Transoral robotic surgery (TORS) involves inserting a camera into the mouth to provide illumination and visualization, with two miniature arms on either side of the camera that manipulate and divide tissue. These arms are controlled by the surgeon at a remote console, translating the surgeon’s large arm and hand movements at the console into fine, precise actions in the mouth. TORS eliminated some of the difficulties presented by the earlier minimally invasive approaches and quickly gained momentum nationwide as the ease of use became recognized and favorable initial results were published.
Generally speaking, contraindications to minimally invasive surgery for OPSCC include unresectable neck nodes, deep invasion of the parapharyngeal space or tongue base, >50% involvement of the tongue base or posterior pharyngeal wall, involvement of the carotid artery, invasion of the mandible, or inability to expose the tumor completely (either due to patient or tumor factors).
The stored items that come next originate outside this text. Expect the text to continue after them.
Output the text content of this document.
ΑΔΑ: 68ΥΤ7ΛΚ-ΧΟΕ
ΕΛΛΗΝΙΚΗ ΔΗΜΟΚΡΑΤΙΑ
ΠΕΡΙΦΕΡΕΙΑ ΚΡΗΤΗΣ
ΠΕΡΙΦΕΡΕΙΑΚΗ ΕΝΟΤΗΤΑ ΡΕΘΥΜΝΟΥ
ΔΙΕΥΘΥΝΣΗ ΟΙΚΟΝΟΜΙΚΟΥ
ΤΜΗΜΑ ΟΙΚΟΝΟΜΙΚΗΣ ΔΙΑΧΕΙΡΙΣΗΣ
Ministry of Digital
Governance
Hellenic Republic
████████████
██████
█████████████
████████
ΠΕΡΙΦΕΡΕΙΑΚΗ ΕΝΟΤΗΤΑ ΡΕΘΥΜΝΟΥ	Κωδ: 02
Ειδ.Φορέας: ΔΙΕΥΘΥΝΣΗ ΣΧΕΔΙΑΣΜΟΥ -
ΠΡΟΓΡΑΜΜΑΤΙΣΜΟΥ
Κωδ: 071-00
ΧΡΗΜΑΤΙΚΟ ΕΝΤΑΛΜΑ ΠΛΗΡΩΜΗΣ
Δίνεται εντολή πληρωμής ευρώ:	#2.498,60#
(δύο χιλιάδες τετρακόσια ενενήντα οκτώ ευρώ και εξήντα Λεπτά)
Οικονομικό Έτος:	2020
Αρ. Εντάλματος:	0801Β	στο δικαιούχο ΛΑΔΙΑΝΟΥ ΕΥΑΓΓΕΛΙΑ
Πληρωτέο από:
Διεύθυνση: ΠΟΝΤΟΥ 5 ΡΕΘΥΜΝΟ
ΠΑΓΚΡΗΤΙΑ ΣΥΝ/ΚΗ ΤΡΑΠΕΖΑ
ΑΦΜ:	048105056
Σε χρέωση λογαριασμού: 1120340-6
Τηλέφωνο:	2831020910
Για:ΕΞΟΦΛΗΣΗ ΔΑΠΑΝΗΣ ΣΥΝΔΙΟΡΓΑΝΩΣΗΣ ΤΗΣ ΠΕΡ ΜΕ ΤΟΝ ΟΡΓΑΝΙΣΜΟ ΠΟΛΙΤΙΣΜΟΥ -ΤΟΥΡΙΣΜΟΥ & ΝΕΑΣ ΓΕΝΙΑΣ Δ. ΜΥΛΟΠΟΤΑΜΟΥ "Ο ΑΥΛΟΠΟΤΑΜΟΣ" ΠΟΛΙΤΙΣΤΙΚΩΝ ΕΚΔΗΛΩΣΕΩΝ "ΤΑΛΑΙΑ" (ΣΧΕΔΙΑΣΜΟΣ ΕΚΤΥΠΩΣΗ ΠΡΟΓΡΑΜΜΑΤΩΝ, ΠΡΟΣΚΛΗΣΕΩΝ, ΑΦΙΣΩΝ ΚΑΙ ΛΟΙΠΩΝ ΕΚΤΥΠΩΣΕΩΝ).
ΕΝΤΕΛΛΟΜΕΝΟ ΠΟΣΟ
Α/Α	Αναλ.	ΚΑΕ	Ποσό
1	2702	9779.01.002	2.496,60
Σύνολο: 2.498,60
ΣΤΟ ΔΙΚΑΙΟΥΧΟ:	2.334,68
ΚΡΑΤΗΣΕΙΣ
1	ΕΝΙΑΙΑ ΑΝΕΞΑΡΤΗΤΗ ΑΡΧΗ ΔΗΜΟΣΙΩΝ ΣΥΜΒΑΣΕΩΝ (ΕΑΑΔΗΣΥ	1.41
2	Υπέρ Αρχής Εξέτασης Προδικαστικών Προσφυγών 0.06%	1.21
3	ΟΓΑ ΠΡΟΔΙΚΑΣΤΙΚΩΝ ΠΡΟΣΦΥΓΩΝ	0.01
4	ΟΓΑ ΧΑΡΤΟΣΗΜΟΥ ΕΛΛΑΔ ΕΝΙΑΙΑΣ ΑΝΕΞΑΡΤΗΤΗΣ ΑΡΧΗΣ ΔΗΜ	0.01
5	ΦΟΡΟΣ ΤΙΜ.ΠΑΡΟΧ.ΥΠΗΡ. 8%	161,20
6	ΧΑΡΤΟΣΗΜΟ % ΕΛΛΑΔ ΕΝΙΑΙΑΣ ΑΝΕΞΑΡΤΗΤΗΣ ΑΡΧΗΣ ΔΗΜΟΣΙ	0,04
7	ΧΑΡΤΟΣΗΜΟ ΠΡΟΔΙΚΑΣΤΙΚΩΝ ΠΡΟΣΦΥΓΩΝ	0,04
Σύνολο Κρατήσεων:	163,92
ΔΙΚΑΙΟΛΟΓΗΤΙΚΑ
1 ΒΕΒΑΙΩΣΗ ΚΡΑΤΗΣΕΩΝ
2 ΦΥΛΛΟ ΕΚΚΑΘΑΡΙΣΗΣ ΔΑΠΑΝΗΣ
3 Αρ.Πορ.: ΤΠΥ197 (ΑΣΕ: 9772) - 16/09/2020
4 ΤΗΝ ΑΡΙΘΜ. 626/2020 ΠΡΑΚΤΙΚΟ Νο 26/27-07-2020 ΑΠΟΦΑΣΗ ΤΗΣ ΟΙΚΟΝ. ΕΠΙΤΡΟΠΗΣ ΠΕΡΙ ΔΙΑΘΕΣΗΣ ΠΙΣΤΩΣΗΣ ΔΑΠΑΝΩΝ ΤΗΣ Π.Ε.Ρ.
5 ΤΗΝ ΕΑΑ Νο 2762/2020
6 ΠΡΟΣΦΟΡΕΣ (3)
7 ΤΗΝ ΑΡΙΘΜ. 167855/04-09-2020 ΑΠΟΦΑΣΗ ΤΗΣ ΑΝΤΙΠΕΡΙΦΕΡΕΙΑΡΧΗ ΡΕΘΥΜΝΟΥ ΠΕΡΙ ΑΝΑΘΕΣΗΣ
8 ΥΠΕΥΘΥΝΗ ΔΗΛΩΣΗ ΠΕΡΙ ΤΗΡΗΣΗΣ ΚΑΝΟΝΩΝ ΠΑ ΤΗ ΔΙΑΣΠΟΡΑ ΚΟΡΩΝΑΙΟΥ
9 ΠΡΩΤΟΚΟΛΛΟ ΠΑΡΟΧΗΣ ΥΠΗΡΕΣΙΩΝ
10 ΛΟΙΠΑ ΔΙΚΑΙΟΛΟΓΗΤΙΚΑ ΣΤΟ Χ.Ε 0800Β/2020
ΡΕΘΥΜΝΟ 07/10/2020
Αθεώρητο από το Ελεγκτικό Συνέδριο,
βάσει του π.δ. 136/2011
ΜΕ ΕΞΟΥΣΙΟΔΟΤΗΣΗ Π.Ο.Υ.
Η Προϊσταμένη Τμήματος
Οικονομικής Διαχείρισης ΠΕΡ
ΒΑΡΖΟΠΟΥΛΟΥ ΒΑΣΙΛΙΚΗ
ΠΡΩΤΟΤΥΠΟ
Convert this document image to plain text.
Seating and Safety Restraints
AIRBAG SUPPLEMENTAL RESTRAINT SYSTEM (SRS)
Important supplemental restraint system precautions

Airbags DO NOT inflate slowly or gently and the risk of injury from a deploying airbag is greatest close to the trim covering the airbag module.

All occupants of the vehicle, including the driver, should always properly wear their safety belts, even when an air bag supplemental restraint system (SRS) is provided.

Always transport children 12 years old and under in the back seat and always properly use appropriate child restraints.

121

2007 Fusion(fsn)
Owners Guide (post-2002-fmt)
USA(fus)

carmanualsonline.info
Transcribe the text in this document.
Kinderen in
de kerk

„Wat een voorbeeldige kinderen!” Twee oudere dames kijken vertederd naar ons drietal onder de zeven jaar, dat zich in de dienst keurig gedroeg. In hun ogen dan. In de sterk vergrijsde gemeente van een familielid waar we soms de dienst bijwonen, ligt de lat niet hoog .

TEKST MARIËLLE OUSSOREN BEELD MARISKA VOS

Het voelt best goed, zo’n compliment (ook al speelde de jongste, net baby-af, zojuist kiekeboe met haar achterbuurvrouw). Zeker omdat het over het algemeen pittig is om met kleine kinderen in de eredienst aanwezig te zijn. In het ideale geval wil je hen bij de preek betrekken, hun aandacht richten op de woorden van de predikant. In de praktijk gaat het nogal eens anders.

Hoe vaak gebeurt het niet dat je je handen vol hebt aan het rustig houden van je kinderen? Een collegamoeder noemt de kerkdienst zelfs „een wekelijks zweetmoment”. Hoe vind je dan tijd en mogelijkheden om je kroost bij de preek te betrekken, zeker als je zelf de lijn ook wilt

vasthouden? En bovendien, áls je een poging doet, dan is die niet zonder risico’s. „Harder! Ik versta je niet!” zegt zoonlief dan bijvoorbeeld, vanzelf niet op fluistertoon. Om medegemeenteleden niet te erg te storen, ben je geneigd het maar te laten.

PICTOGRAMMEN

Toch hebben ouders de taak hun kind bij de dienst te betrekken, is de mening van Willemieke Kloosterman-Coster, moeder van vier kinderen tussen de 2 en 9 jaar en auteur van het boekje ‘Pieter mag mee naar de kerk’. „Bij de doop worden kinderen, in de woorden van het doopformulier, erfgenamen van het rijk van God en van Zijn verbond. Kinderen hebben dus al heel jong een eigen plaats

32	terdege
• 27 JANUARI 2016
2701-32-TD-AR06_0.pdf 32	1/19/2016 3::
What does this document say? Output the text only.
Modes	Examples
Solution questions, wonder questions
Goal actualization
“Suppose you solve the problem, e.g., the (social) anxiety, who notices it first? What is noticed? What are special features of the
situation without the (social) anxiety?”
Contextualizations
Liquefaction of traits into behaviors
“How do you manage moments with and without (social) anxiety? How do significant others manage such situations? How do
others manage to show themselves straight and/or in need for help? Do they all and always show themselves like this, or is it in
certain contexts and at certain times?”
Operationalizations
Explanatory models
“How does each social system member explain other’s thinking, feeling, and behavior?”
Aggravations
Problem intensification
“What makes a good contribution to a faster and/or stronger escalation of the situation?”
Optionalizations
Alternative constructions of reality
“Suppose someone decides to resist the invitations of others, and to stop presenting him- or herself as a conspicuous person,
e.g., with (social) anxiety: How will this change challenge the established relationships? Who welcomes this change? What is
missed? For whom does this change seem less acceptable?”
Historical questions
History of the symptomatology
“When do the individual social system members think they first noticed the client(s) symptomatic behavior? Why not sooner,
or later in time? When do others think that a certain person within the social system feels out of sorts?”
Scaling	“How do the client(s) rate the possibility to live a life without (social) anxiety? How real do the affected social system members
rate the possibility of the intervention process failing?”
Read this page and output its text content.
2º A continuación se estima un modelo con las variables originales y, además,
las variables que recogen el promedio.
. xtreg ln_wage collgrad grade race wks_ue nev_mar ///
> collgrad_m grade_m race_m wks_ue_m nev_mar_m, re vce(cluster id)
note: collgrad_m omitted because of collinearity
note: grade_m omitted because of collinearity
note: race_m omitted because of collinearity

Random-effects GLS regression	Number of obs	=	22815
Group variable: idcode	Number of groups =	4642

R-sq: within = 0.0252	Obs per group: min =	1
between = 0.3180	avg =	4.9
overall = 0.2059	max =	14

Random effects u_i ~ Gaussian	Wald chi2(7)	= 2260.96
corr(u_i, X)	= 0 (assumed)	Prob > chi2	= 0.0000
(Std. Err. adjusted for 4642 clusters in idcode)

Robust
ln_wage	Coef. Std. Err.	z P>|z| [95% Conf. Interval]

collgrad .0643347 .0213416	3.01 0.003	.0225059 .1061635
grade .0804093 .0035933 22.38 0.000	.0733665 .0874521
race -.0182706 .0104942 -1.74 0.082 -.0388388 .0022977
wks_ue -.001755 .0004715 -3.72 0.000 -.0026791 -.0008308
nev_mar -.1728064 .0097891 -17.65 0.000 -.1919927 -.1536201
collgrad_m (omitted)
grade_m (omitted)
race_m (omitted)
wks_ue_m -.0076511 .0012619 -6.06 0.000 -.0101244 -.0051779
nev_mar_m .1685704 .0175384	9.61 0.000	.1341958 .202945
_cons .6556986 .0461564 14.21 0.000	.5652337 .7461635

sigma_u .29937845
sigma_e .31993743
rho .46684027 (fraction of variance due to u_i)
The long-term survival results and functional outcomes from these minimally invasive surgical approaches have recently been published from the first few centers to adopt these strategies, and appear to compare favorably to definitive RT or CRT. Expectations are that the results from the next wave of centers to implement TORS as the initial therapy for OPSCC will be forthcoming soon, including outcomes from our institution.
A controversial concept in the treatment of OPSCC (especially HPV-related) is “de-intensification” of therapy. That is, can the toxicities of CRT be reduced by the elimination of chemotherapy and/ or the decrease of radiation doses from definitive to adjuvant levels, without compromising oncologic results? Studies have shown that following minimally invasive surgery, chemotherapy can be avoided in 50% to 74% of cases, depending on the surgical pathology results.
An unresolved question that needs further study is comparison of the oncologic and functional outcomes of TORS plus RT/CRT to definitive CRT. Future avenues of research include the upcoming multicenter randomized trials (RTOG 1221 and ECOG 3311) investigating the use of these strategies.
Like these studies, all future analyses should include not only oncologic outcomes, but also functional and quality-of-life data. With early studies demonstrating what appears to be excellent oncologic efficacy from both the surgical and nonsurgical strategies, treatment decisions will have to take into account the expected functional outcomes and toxicities.